Difficile, donc, de passer à travers les mailles du filet. À moins, comme Mme Ho, de disposer d’un faussaire habile. La copie de son diplôme transmise à l’Ordre des pharmaciens mentionnait qu’il avait été délivré en 1997 par l’université Paris-V. Une faculté dont elle n’avait, bien entendu, jamais connu les bancs.
Cette catégorie d’escrocs est rare. Plus courants sont, selon le président de la section D, les cas de personnes exerçant non pas avec de faux diplômes, mais sans aucun diplôme, tels les étudiants en pharmacie qui n’ont pas encore soutenu leur thèse. Il s’agit de salariés exerçant à titre de pharmaciens adjoints qui ne vont finalement pas au bout de leur cursus universitaire. « Ils sont parfois embauchés sur leur bonne foi car ils affirment qu’ils vont terminer leurs études, ce qu’ils ne font pourtant jamais pour une raison ou une autre », décrit Jérôme Parésys-Barbier.
Un RPPS provisoire
Les titulaires doivent être très vigilants pour éviter ce type de situation (voir encadré). Comme pour les faux diplômes, ces personnes indélicates « devraient être bientôt confondues par les juridictions pénales saisies pour les cas identifiés par l’Institution », indique le président de la section D. Car l’Ordre a trouvé la parade. Il travaille actuellement à l’instauration d’un dispositif qui consiste à doter chaque étudiant, dès la troisième année, d’un numéro RPPS provisoire.
Cette extension de l’identification professionnelle au stade d’étudiant permettra ainsi une traçabilité tout au long de la carrière du pharmacien. « L’Ordre et la conférence des doyens travaillent de concert sur ce dossier qui nécessite encore des ajustements techniques », affirme le président de la section D, annonçant que le dispositif devrait être mis en œuvre prochainement.
En attentant, certaines facs communiquent déjà au fil de l’eau, la liste de leurs diplômés à l’Ordre. Car, en l’absence d’un recueil centralisé, ce flux d’informations est précieux pour sécuriser l’inscription des pharmaciens aux tableaux.

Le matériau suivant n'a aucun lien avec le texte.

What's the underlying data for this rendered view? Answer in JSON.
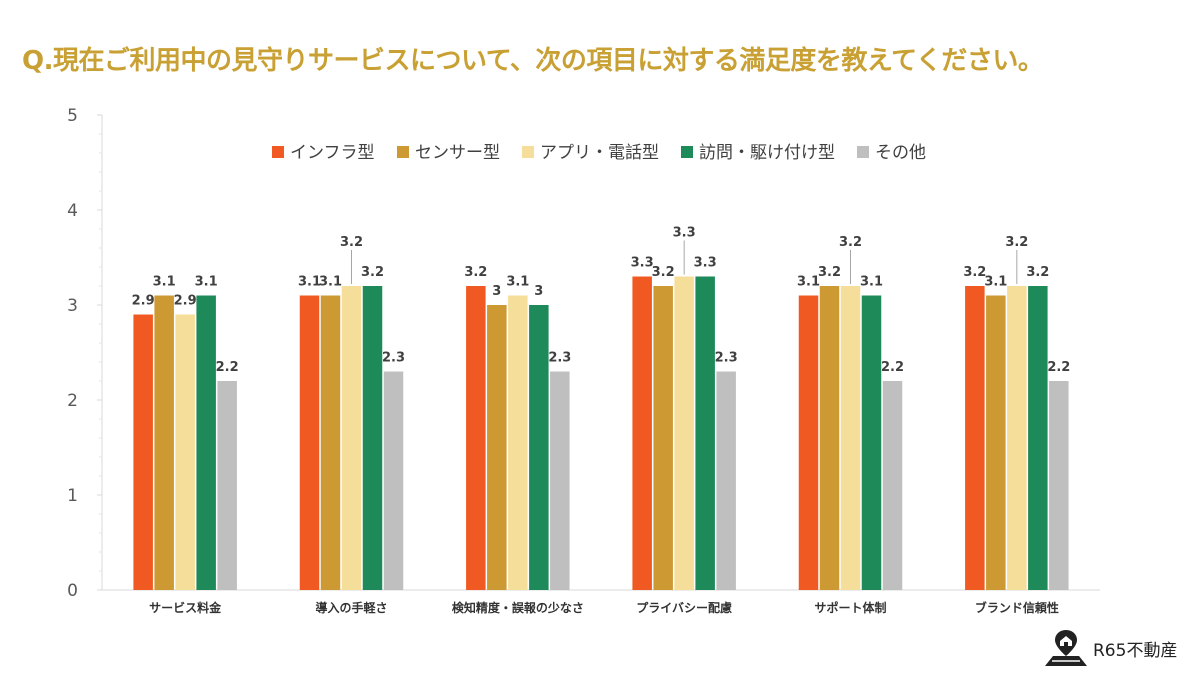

Grâce à ces deux initiatives, l’Ordre se positionne en précurseur dans la certification et le contrôle des diplômes. Il devance ainsi le ministère de l’Éducation nationale qui devrait mettre en place pour l’année scolaire 2016-2017 un système en ligne d’authentification nationale des diplômes. Une mesure indispensable quand on considère qu’un candidat sur deux déclare de fausses informations sur son CV, et qu’un sur trois s’attribue un faux diplôme**. Ce dispositif, unique en Europe, délivrera des attestations de diplômes certifiés pour l’ensemble des titres nationaux conférant un grade universitaire, soit 2,1 millions de diplômes par an.
**Résultats d’une étude réalisée en 2013 par le cabinet de recrutement Florian Mantione Institut.